Di dalam Peraturan Menteri Kesehatan RI No.722/Menkes/Per/IX/88 dijelaskan bahwa BTP adalah bahan yang biasanya tidak digunakan sebagai makanan dan biasanya bukan merupakan tambahan khas makanan, mempunyai atau tidak mempunyai nilai gizi, yang dengan sengaja ditambahkan ke dalam makanan untuk maksud teknologi pada pembuatan, pengolahan, penyiapan, perlakuan, pengepakan, pengemasan, penyimpanan atau pengangkutan makanan untuk menghasilkan atau diharapkan menghasilkan suatu komponen atau mempengaruhi sifat khas makanan tersebut.

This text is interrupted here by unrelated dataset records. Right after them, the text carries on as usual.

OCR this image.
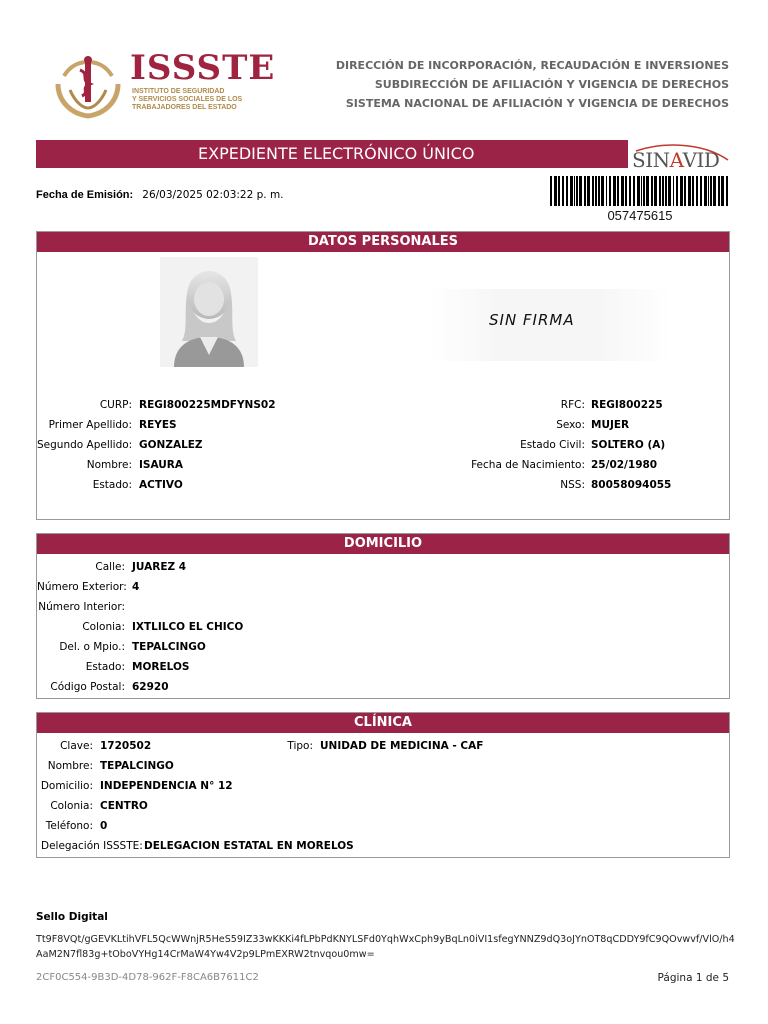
ISSSTE
INSTITUTO DE SEGURIDAD
Y SERVICIOS SOCIALES DE LOS
TRABAJADORES DEL ESTADO
DIRECCIÓN DE INCORPORACIÓN, RECAUDACIÓN E INVERSIONES
SUBDIRECCIÓN DE AFILIACIÓN Y VIGENCIA DE DERECHOS
SISTEMA NACIONAL DE AFILIACIÓN Y VIGENCIA DE DERECHOS
EXPEDIENTE ELECTRÓNICO ÚNICO	SINAVID
Fecha de Emisión: 26/03/2025 02:03:22 p. m.
057475615
DATOS PERSONALES
SIN FIRMA
CURP: REGI800225MDFYNS02
Primer Apellido: REYES
Segundo Apellido: GONZALEZ
Nombre: ISAURA
Estado: ACTIVO
RFC: REGI800225
Sexo: MUJER
Estado Civil: SOLTERO (A)
Fecha de Nacimiento: 25/02/1980
NSS: 80058094055
DOMICILIO
Calle: JUAREZ 4
Número Exterior: 4
Número Interior:
Colonia: IXTLILCO EL CHICO
Del. o Mpio.: TEPALCINGO
Estado: MORELOS
Código Postal: 62920
CLÍNICA
Clave: 1720502	Tipo: UNIDAD DE MEDICINA - CAF
Nombre: TEPALCINGO
Domicilio: INDEPENDENCIA N° 12
Colonia: CENTRO
Teléfono: 0
Delegación ISSSTE: DELEGACION ESTATAL EN MORELOS
Sello Digital
Tt9F8VQt/gGEVKLtihVFL5QcWWnjR5HeS59IZ33wKKKi4fLPbPdKNYLSFd0YqhWxCph9yBqLn0iVI1sfegYNNZ9dQ3oJYnOT8qCDDY9fC9QOvwvf/VlO/h4AaM2N7fl83g+tOboVYHg14CrMaW4Yw4V2p9LPmEXRW2tnvqou0mw=
2CF0C554-9B3D-4D78-962F-F8CA6B7611C2	Página 1 de 5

Dalam kehidupan sehari-hari BTP sudah digunakan secara oleh masyarakat, termasuk dalam pembuatan makanan jajanan. Dalam prakteknya masih banyak produsen pangan yang menggunakan bahan tambahan yang beracun atau berbahaya bagi kesehatan yang sebenarnya tidak boleh digunakan dalam makanan. Hal ini disebabkan karena ketidaktahuan produsen pangan, baik mengenai sifat-sifat dan keamanan maupun mengenai peraturan tentang BTP. Karena pengaruh terhadap kesehatan umumnya tidak langsung dapat dirasakan atau dilihat, maka produsen seringkali tidak menyadari penggunaan BTP yang tidak sesuai dengan peraturan.
Pengawet makanan termasuk dalam kelompok zat tambahan makanan yang bersifat inert secara farmakologik (efektif dalam jumlah kecil dan tidak toksis). Pengawet penggunaannya sangat luas, hampir seluruh industry mempergunakannya termasuk industri farmasi, kosmetik, dan makanan.
Zat pengawet terdiri dari senyawa anorganik dan organik dalam bentuk asam dan garamnya. Contoh zat pengawet anorganik yang masih sering digunakan adalah sulfit, hidrogen peroksida, nitrit dan nitrat. Zat pengawet organik yang sering digunakan untuk pengawet adalah asam sorbat, asam propionat, asam benzoat, asam asetat, dan epoksida. Zat pengawet organik lebih banyak digunakan daripada yang anorganik karena bahan ini lebih mudah dibuat
Ternyata, dalam penggunaannya produsen sering menggunakan pengawet yang sebenarnya bukan Bahan Tambahan Pangan (BTP) untuk mengawetkan makanan sehingga penggunaannya sangat membahayakan konsumen. Jenis-jenis bahan pengawet yang dilarang, diantaranya natrium tetraboraks (boraks), formalin, asam salisilat dan garamnya, dietilpilokarbonat, dulsin, kalium klorat, kloramfenikol, minyak nabati yang dibrominasi (brominated vegetable oil), nitrofurazon, dan kalium atau potassium bromat. Di antara bahan-bahan tersebut yang paling sering digunakan di masyarakat adalah formalin dan boraks.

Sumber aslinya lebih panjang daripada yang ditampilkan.